Electrochromic materials exhibit switchable optical properties that can find applications in various fields, including smart windows, nonemissive displays, and semiconductors. High-performing nickel oxide electrochromic materials have been realized by controlling the material composition and tuning the nanostructural morphology. Post-treatment techniques could represent efficient and cost-effective approaches for performance enhancement. Herein, we report on a post-processing ozone technique that improves the electrochromic performance of an aluminum-containing nickel oxide material in lithium-ion electrolytes. The resulting materials were studied using X-ray diffraction (XRD), scanning electron microscopy (SEM), X-ray photoelectron spectroscopy (XPS), ultraviolet-visible-near-infrared (UV-vis-NIR) spectroscopy, and X-ray absorption spectroscopy (XAS).
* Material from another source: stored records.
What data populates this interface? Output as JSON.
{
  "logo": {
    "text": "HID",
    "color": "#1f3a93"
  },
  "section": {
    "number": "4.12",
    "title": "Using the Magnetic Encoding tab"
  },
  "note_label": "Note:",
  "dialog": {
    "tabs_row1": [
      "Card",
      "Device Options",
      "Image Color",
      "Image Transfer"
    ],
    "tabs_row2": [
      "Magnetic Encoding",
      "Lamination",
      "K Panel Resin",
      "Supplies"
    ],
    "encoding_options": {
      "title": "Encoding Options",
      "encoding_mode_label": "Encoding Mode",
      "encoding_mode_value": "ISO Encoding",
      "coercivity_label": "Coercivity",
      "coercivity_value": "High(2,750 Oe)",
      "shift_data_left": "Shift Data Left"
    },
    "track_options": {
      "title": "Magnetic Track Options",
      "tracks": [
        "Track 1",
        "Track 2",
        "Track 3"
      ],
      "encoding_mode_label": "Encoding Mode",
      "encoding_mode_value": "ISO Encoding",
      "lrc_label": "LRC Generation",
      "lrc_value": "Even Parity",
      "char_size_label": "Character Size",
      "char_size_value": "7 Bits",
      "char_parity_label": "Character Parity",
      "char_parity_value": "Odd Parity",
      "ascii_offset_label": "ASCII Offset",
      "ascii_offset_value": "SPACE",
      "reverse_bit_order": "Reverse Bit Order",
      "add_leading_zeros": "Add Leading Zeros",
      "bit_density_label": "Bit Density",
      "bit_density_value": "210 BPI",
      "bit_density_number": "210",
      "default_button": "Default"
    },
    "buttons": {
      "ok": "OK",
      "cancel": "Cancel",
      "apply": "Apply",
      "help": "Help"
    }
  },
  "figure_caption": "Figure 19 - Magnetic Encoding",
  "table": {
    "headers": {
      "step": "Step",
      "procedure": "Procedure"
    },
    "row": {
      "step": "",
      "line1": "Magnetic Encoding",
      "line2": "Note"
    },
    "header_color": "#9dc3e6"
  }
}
It was observed that ozone exposure increased the Ni oxidation state by introducing hole states in the NiO(6) octahedral unit. In addition, ozone exposure gives rise to higher-performing aluminum-containing nickel oxide films, relative to nickel oxide containing both Al and Li, in terms of switching kinetics, bleached-state transparency, and optical modulation. The improved performance is attributed to the decreased crystallinity and increased nickel oxidation state in aluminum-containing nickel oxide electrochromic films. The present study provides an alternative route to improve electrochromic performance for nickel oxide materials.